On note un basculement progressif du modèle économique d’iTunes vers celui de Spotify, mais transformer des utilisateurs gratuits en abonnés payants reste pour l’instant limité.

Il existe des tensions entre l’industrie du disque et les plateformes de distribution au sujet de l’octroi d’avances ou de minima garantis. M. Christian Phéline a remis un rapport sur le sujet et M. Emmanuel Hoog s’y est également intéressé. Il est vrai que les maisons de disques ont tendance à négocier l’accès à leurs catalogues contre une participation au capital de la start-up, en misant sur une valorisation rapide de ce dernier, plutôt qu’à procéder à un véritable échange marchand.

Voilà pour l’état des lieux ; j’en viens maintenant à mes dix-huit propositions.

La première est de maintenir l’utilisation de la langue française comme critère pour les quotas de diffusion dans les médias et de conserver ceux-ci à leur niveau actuel – soit 35 % à 40 %, suivant les régimes. Le fait que le système soit actuellement sous tension ne doit pas conduire à le supprimer. Quant à l’idée de prendre en considération les artistes français, mais chantant en anglais, elle ne peut être retenue, le traité sur le fonctionnement de l’Union européenne interdisant, dans son article 18, toute discrimination en raison de la nationalité.

La proposition n° 2 vise à promouvoir la radio numérique. Plusieurs rapports, dont ceux de M. Marc Tessier, sur les perspectives de financement du projet de radio numérique terrestre, et de M. David Kessler, sur l’avenir numérique de la radio, avaient souligné les difficultés auxquelles se heurtait son déploiement à grande échelle sur les perspectives de financement du projet de radio numérique terrestre, notamment les coûts à la charge des éditeurs en phase de double diffusion analogique/digitale, les délais de renouvellement du parc de récepteurs radio, ainsi qu’un bénéfice douteux pour les utilisateurs. Entre-temps, la situation a changé ; aujourd’hui, trois ans après le dernier rapport sur le sujet, les smartphones se sont multipliés, ils sont devenus des objets personnels et l’on peut désormais utiliser les infrastructures de réseaux de télécommunications « 4G » pour diffuser des programmes de radio grâce à la technologie MBMS, Multimedia Broadcast Multicast Service.

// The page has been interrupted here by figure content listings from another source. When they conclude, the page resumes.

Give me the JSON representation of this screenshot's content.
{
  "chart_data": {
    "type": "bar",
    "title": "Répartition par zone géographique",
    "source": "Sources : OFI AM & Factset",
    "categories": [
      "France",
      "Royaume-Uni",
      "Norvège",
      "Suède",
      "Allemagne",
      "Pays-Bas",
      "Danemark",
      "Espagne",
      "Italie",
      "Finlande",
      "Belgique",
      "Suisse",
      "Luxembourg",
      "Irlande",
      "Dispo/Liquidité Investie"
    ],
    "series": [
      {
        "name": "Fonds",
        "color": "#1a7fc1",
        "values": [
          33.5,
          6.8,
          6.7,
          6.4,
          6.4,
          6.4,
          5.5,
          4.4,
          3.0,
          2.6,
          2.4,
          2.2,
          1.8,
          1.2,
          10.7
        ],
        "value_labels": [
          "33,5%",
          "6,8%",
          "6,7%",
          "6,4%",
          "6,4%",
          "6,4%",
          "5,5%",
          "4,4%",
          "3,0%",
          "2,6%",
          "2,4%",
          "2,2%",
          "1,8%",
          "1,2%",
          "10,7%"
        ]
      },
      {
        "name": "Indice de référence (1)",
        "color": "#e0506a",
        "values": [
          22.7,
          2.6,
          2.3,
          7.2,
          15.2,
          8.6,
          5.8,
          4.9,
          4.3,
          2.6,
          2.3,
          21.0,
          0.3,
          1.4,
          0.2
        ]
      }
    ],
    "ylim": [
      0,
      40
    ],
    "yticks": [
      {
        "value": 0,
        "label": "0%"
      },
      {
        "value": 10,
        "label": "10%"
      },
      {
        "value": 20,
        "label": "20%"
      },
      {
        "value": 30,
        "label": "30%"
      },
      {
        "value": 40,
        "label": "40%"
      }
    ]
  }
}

Le système des quotas de diffusion de chansons francophones n’a de sens que si la programmation des titres concernés montre une certaine diversité ; si une radio ne programme en tout et pour tout que dix chansons, il n’y a pas d’intérêt à lui attribuer une fréquence ! Il faut stopper le matraquage effectué par certaines radios qui ne diffusent que des titres du Top 10, et lutter contre cette forme d’appauvrissement culturel. Durant le mois d’octobre 2013 par exemple, 74 % de la programmation francophone de NRJ et 64 % de celle de Fun Radio étaient concentrées sur le Top 10. Une dizaine de radios réalise plus de la moitié de leur programmation francophone avec des titres du Top 10. La proposition n° 3 vise à remédier à cette situation, en prévoyant qu’un malus sera appliqué dès lors que la part des titres du Top 10 dans les diffusions francophones du mois en cours dépassera le seuil de 50 % ; un taux de diffusion de 60 % de titres du Top 10 entraînerait ainsi un malus de 10 points, qui serait à retrancher par le CSA dans le calcul du taux de diffusion de titres francophones.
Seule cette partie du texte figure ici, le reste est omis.